To address insufficient temporal modeling in monocular video depth estimation, this paper proposes a memory-augmented video depth estimation framework. The method introduces (1) a vision-displacement bimodal memory token, enabling differentiable and dynamic memory updates, and (2) a two-stage attention mechanism: intra-memory self-attention to model temporal dependencies within the memory, and cross-attention to efficiently fuse current-frame features with memory representations. Crucially, the framework implicitly leverages video continuity without requiring explicit optical flow or motion priors. Evaluated on KITTI, NYU-Depth V2, and DDAD benchmarks, it achieves state-of-the-art accuracy while exhibiting significantly lower inference latency than existing video-based methods—demonstrating a favorable trade-off between performance and efficiency.
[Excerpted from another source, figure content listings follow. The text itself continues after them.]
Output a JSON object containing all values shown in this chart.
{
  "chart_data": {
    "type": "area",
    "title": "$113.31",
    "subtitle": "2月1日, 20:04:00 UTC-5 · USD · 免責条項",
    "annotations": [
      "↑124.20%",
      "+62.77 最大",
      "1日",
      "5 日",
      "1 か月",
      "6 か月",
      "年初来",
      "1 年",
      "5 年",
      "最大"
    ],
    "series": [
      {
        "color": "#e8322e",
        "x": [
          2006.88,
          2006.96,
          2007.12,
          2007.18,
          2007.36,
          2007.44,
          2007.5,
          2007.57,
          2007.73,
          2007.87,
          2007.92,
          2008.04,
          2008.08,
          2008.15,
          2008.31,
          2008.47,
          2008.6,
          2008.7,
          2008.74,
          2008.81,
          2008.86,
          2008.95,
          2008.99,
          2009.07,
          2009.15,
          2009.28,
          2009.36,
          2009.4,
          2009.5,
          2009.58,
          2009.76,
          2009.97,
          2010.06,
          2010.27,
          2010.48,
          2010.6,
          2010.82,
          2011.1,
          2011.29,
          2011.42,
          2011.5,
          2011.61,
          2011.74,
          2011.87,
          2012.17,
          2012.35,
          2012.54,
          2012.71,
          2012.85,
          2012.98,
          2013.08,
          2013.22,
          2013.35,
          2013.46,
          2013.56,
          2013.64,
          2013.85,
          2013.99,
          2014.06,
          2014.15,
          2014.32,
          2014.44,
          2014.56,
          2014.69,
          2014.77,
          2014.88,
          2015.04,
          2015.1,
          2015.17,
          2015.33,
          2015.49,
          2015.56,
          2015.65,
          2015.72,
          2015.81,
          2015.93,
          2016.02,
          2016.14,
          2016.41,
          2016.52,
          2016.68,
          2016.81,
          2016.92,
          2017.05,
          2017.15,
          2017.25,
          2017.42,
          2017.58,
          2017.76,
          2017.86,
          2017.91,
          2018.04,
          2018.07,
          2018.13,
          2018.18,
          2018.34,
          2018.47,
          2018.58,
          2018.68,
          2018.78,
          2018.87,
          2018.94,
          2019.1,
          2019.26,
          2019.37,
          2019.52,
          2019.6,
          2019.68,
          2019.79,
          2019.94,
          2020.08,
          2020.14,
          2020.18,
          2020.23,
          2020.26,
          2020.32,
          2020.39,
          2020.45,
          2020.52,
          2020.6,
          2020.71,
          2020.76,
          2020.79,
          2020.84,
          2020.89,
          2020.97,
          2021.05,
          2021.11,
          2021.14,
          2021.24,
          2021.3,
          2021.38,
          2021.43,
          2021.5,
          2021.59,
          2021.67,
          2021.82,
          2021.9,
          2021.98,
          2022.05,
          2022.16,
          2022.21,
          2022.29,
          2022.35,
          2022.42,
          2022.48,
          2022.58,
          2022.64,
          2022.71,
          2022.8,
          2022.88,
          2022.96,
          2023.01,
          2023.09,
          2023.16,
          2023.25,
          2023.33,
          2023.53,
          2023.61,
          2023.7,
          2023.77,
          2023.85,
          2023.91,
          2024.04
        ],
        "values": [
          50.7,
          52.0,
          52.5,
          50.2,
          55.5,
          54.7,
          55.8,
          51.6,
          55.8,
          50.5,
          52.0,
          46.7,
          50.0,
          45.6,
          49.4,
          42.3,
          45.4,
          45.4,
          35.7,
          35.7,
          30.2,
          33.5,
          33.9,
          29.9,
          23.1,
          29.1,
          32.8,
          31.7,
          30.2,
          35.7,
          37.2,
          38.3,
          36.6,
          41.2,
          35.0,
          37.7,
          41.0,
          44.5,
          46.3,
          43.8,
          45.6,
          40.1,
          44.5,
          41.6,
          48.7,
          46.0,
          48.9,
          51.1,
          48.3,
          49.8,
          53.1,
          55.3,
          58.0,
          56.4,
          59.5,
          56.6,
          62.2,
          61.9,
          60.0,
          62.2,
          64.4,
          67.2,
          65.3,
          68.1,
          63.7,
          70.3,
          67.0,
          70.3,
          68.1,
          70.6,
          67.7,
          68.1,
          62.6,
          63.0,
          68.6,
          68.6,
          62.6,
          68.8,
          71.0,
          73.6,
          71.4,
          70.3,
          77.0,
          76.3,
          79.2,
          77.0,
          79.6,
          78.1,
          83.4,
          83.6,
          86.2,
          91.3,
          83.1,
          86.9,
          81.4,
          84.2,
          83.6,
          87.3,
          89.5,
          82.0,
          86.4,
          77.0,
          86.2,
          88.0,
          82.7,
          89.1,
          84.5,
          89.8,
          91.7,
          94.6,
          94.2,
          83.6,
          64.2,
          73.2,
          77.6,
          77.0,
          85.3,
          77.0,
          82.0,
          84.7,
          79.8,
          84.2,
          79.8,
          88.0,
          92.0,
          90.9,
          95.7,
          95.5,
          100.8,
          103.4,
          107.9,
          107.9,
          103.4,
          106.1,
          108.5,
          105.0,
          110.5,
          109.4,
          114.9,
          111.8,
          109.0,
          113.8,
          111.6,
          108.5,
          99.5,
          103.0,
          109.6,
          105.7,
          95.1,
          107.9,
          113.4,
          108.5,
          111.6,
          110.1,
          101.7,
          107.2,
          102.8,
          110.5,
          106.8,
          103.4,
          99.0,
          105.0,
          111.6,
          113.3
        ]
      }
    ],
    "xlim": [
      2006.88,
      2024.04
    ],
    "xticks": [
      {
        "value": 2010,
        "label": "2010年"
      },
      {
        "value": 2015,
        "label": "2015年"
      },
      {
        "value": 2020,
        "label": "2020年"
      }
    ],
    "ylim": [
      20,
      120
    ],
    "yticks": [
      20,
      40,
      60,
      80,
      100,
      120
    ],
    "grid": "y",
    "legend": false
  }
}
We propose MAMo, a novel memory and attention framework for monocular video depth estimation. MAMo can augment and improve any single-image depth estimation networks into video depth estimation models, enabling them to take advantage of the temporal information to predict more accurate depth. In MAMo, we augment model with memory which aids the depth prediction as the model streams through the video. Specifically, the memory stores learned visual and displacement tokens of the previous time instances. This allows the depth network to cross-reference relevant features from the past when predicting depth on the current frame. We introduce a novel scheme to continuously update the memory, optimizing it to keep tokens that correspond with both the past and the present visual information. We adopt attention-based approach to process memory features where we first learn the spatiotemporal relation among the resultant visual and displacement memory tokens using self-attention module. Further, the output features of self-attention are aggregated with the current visual features through cross-attention. The cross-attended features are finally given to a decoder to predict depth on the current frame. Through extensive experiments on several benchmarks, including KITTI, NYU-Depth V2, and DDAD, we show that MAMo consistently improves monocular depth estimation networks and sets new state-of-the-art (SOTA) accuracy. Notably, our MAMo video depth estimation provides higher accuracy with lower latency, when comparing to SOTA cost-volume-based video depth models.